# Bonsai trees...



## fleabilly (20 Mar 2013)

This winter I have been trying to source out dead bonsai to make moss trees. But the bonsai people do not take kindly to the idea. O at least not willing to admit that they are in possession of any. I found one on the stoop of a house in the fall, and built it out, and it has grown in nicely...




But I figured that I should just try to make one myself.
I built a wire armature and then covered it in hot glue (a type which I had researched as being safe for fish) it has been a real satisfying procedure. 

This is a Tim burton style tree that need to be shaped down and painted...




And this weekend I built a small cascading bonsai for a very small shrimp tank I am currently setting up via DSM.



It may not work, but I chopped the java moss really fine and added a bit of yoghurt and painted it on the branches for two weeks in the hopes that it will attach. (Daily misting) if it doesn't then I can do it the more traditional way. (Fingers crossed)

R


Sent


----------



## LondonDragon (20 Mar 2013)

I quite like this idea:


----------



## plantbrain (23 Mar 2013)

Damn good job, I think you are on to something, make them and sell them.


----------



## plantbrain (23 Mar 2013)

LondonDragon said:


> I quite like this idea:




Should use a bald Cypress or a Mangrove etc. Elms are okay, but would not survive long term. Unless the tank water is isolated from the soil, they need drainage.


----------



## NanoJames (23 Mar 2013)

In the video, is that a massive carpet of HC? It must be hell to keep moist if it is...


----------



## fleabilly (23 Mar 2013)

Yes that is lovely. 
But I thought bonsai needs winter and dormant periods.


----------



## plantbrain (25 Mar 2013)

No, not all bonsai require this, many elms are fairly tough, I grow mine outside, but Ficus and many other species are good for indoor culture.
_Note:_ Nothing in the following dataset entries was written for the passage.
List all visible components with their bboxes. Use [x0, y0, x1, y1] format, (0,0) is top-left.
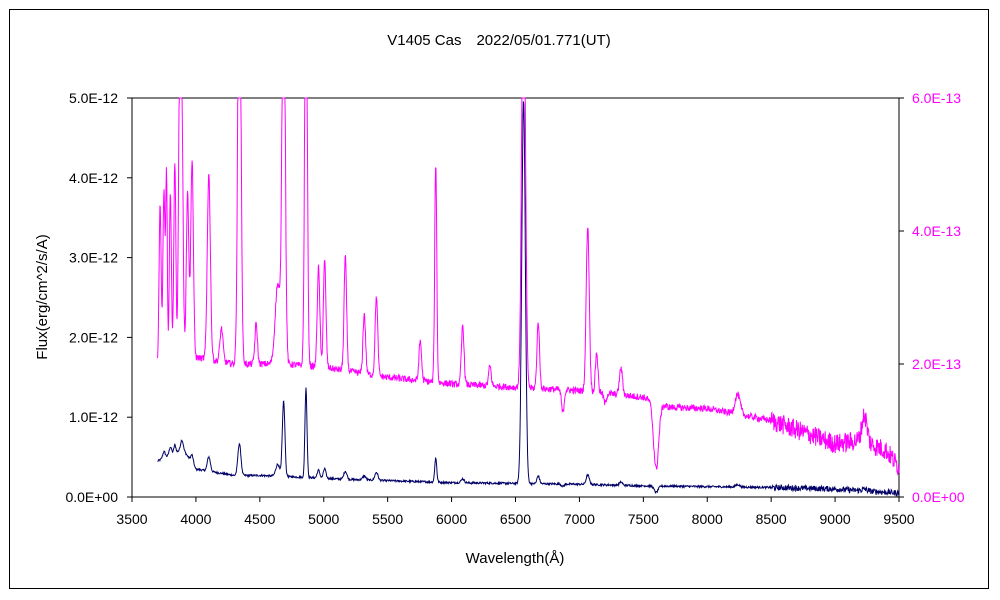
x-tick-label: 3500 [116, 511, 147, 527]
x-tick-label: 4000 [180, 511, 211, 527]
x-tick-label: 9000 [820, 511, 851, 527]
axis-ticks-group [127, 97, 904, 502]
x-tick-label: 5000 [308, 511, 339, 527]
x-tick-label: 6000 [436, 511, 467, 527]
y-right-tick-label: 0.0E+00 [912, 489, 965, 505]
plot-area [131, 97, 900, 498]
x-tick-label: 8500 [756, 511, 787, 527]
y-left-tick-label: 0.0E+00 [65, 489, 118, 505]
y-right-tick-label: 4.0E-13 [912, 223, 961, 239]
x-tick-label: 5500 [372, 511, 403, 527]
y-axis-label: Flux(erg/cm^2/s/A) [34, 234, 51, 359]
spectrum-chart: V1405 Cas 2022/05/01.771(UT) 3500 4000 450… [34, 32, 965, 567]
tick-labels-group: 3500 4000 4500 5000 5500 6000 6500 7000 7500 8000… [65, 90, 964, 527]
y-left-tick-label: 2.0E-12 [69, 329, 118, 345]
chart-title: V1405 Cas 2022/05/01.771(UT) [387, 32, 610, 49]
x-tick-label: 7000 [564, 511, 595, 527]
x-axis-label: Wavelength(Å) [466, 550, 565, 567]
y-right-tick-label: 2.0E-13 [912, 356, 961, 372]
y-left-tick-label: 3.0E-12 [69, 250, 118, 266]
y-left-tick-label: 5.0E-12 [69, 90, 118, 106]
y-left-tick-label: 4.0E-12 [69, 170, 118, 186]
x-tick-label: 4500 [244, 511, 275, 527]
x-tick-label: 7500 [628, 511, 659, 527]
chart-frame: V1405 Cas 2022/05/01.771(UT) 3500 4000 450… [9, 9, 989, 589]
right-axis-series-line [157, 97, 900, 476]
x-tick-label: 8000 [692, 511, 723, 527]
x-tick-label: 9500 [883, 511, 914, 527]
y-left-tick-label: 1.0E-12 [69, 409, 118, 425]
x-tick-label: 6500 [500, 511, 531, 527]
series-group [157, 97, 900, 498]
left-axis-series-line [157, 101, 900, 498]
y-right-tick-label: 6.0E-13 [912, 90, 961, 106]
HC will grow as a ground cover outside in CA, USA on my bonsai pots, they get watered daily, but the humidity is much less here than the UK.
Think middle of Spain in August.


----------



## Nathaniel Whiteside (25 Mar 2013)

plantbrain said:


> No, not all bonsai require this, many elms are fairly tough, I grow mine outside, but Ficus and many other species are good for indoor culture.
> 
> HC will grow as a ground cover outside in CA, USA on my bonsai pots, they get watered daily, but the humidity is much less here than the UK.
> Think middle of Spain in August.



I don't want to think middle of spain in august, when theres snow outside


----------



## Likuid300 (20 May 2013)

About a year ago, I started a Bonsai with riccia on this tree. Recently, I've grown tired of constantly skimming it from the surface and netted some Peacock moss on it. So far so good, it seems to hold very well and looks more tree like.


----------